The Eamar Syria Joint Association (ESJA) obtained the licence for a residential suburb in the Dummar expansion zone in accordance with Urban Zoning Decree No. 5 of 1982 and its amendments. ESJA has said that it will be the first housing association in Syria to implement a comprehensive residential suburb.
In an apparent justification for the delay, the official Al-Thawra newspaper reported that the approval came after the ESJA completed procedures for licensing the project and obtained the necessary permissions from the Damascus Countryside Governorate. Meanwhile, the ESJA said delays in approval for the project were due to general conditions in Syria, as well as delays in obtaining official approvals. On its website, the group listed 12 prior approvals that it had obtained within the framework of licensing the project.
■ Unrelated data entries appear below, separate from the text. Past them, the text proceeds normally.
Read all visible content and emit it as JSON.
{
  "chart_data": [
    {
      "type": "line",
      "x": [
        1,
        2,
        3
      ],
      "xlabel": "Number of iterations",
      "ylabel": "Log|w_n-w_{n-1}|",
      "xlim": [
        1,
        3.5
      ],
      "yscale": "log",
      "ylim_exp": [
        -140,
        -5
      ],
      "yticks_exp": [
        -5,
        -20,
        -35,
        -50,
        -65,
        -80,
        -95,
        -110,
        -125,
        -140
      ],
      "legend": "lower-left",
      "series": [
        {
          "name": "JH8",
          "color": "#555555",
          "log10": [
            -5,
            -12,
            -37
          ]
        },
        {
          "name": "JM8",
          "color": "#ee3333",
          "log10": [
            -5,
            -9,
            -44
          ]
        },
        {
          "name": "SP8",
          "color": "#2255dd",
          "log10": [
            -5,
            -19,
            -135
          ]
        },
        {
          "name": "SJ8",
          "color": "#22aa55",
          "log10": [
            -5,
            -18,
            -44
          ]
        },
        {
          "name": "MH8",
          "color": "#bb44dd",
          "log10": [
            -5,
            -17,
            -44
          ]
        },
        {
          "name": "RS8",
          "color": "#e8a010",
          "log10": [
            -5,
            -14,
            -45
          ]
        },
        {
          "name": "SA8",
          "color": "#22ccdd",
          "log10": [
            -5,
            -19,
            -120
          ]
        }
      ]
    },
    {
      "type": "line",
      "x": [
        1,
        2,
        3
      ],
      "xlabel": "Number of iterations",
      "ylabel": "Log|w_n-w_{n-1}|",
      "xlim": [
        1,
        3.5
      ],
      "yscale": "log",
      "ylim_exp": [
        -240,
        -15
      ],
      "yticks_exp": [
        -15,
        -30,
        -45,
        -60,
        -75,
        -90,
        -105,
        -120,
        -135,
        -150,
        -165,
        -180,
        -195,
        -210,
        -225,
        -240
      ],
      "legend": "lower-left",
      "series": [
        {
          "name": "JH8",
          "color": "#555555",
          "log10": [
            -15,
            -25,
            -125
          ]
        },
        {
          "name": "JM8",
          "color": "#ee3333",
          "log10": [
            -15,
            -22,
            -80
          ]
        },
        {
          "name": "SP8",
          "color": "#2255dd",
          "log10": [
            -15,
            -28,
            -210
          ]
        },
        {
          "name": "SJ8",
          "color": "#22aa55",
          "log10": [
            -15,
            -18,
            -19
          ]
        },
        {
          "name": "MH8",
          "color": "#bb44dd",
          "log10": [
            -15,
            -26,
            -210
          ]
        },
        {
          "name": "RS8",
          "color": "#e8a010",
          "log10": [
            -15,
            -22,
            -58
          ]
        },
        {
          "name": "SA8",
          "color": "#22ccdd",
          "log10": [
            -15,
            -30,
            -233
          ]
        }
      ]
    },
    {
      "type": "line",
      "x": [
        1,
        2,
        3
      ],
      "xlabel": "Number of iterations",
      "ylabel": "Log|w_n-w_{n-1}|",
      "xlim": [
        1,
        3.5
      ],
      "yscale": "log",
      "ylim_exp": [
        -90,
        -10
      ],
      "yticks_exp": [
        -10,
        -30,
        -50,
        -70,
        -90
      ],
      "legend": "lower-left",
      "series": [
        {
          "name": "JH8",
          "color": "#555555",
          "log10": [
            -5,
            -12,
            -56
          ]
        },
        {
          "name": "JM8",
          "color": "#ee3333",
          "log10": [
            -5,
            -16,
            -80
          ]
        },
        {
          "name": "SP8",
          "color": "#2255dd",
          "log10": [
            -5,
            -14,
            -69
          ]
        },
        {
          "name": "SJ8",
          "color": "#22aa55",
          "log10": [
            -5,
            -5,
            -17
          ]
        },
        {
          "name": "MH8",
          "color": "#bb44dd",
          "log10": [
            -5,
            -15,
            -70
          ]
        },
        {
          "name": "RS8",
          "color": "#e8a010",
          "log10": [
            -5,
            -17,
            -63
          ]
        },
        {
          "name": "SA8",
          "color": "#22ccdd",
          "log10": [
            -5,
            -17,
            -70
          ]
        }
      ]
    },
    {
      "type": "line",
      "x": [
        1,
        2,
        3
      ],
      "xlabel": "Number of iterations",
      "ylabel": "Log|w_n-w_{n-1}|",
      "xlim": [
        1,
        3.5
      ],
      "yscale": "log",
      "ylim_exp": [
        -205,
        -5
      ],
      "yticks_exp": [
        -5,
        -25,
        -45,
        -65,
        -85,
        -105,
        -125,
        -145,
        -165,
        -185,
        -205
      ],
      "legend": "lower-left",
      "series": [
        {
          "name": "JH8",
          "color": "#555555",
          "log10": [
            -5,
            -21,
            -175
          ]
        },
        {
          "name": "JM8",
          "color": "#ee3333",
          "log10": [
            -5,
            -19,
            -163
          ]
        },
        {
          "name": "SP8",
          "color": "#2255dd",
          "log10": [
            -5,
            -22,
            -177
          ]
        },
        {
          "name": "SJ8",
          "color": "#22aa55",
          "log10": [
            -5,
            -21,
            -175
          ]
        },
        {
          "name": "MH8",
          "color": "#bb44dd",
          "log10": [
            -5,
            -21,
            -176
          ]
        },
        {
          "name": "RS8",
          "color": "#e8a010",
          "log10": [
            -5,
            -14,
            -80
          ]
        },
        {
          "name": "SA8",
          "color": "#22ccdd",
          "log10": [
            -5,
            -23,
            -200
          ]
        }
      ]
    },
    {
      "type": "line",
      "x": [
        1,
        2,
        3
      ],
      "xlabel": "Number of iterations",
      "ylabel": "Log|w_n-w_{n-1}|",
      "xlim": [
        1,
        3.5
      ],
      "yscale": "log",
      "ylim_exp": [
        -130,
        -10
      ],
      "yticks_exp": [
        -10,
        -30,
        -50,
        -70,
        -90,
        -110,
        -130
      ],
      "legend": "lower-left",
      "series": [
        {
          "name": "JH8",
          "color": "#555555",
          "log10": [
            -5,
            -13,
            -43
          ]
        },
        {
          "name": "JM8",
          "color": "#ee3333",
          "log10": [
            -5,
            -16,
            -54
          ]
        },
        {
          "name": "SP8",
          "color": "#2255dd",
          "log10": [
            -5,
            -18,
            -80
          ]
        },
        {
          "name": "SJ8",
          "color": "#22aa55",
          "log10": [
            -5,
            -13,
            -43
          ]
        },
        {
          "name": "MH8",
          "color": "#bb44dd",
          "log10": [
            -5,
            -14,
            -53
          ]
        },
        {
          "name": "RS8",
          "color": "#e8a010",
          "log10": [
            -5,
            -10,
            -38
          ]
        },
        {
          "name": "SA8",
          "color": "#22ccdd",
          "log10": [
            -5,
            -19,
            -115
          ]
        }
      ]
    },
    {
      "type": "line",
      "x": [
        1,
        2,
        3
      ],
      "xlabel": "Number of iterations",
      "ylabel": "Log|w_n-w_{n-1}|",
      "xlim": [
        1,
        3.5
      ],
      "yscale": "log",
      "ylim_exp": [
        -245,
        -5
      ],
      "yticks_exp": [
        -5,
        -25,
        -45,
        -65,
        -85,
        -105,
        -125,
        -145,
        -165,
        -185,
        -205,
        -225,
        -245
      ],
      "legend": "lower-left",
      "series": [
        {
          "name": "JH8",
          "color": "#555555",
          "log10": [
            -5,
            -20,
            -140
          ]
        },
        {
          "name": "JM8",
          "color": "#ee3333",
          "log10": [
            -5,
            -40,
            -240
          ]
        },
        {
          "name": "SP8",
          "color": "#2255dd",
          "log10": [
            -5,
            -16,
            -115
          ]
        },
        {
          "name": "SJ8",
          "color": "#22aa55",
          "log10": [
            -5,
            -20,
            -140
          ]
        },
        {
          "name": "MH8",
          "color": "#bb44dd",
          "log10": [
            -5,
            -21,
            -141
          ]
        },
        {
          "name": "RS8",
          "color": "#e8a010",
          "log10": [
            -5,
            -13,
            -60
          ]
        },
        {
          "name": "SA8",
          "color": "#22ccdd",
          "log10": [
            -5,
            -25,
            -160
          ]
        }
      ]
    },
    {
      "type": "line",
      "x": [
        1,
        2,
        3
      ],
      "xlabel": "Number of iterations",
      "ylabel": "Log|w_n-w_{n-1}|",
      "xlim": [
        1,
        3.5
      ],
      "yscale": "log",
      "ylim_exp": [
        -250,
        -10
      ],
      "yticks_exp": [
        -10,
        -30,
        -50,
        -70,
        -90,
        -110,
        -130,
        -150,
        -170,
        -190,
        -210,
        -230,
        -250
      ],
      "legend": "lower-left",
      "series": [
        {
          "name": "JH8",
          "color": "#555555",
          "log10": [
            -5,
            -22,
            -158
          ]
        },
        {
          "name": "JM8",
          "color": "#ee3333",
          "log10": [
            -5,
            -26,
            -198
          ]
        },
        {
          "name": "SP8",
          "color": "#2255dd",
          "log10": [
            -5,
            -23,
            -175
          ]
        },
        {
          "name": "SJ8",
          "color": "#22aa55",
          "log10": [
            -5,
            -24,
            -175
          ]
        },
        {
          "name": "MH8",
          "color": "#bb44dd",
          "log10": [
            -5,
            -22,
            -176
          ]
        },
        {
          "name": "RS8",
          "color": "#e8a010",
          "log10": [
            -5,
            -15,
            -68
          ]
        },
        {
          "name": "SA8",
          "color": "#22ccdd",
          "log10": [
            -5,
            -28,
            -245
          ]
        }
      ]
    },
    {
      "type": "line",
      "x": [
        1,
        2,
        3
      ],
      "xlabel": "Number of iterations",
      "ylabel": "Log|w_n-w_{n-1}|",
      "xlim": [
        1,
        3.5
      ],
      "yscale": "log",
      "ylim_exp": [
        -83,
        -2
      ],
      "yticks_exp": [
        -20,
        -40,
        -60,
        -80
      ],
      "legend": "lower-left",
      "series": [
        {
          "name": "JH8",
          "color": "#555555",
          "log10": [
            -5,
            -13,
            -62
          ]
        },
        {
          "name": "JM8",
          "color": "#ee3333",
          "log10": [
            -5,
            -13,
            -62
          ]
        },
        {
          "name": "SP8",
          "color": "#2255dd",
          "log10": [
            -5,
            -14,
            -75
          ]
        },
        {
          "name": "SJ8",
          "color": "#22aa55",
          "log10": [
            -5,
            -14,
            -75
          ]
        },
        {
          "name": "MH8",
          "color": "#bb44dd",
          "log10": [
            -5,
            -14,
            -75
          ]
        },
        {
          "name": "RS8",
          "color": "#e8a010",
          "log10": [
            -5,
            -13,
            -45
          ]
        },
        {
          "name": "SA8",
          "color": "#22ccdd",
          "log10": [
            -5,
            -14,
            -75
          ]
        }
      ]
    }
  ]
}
They included approvals from six government ministries, including the Ministry of Defence.
The Dummar expansion zone is located within the administrative boundaries of the Dummar area, although outside the zoning plans of the so-called Dummar project, a modern and relatively upscale residential suburb northwest of Damascus. The area set aside for the project extends over 53 hectares of land, reaching south of the Qudsaya suburb in the Damascus Countryside Governorate. The project will see 39 towers constructed, with a capacity of 5,000 housing units, provided that the maximum land over which they can build is 12 percent of the total land.
The ESJA was established in 2007, in partnership between the Sons of Syria Association and the April 17 Housing Association, in accordance with Cooperative Housing Law No. 17 of that same year. The law was later repealed by Legislative Decree No. 99 of 2011, concerning housing cooperatives. In both laws, articles pertaining to joint associations have not changed, stipulating that a joint association has the right to purchase land and equip it with facilities and service buildings to construct housing for the benefit of its participant associations.
While the scope of a housing association’s work is confined to its administrative area, the joint association may purchase lands outside the zoning area to construct residential suburbs, so long as the area of those lands is not less than 25 hectares, according to Decree No. 16 of 2007 issued by the prime minister.
The ESJA first announced its Dummar residential suburb project in 2008, adding that it had contracted to purchase the necessary land, without specifying from whom they bought the land rights. Later, the group announced that it would break ground on the project in 2013, as soon as approvals were completed. It added in 2012 that housing units would be ready for subscribers two years after the start of construction.
The ESJA had collected SYP 500,000 from each subscriber as a down payment since its first announcement of the project. It is not clear whether the association had, at a previous stage, stopped receiving new subscribers for the project, but in 2018 the ESJA announced that it was opening the door for subscriptions yet again. Currently, the down payment is SYP 2 million.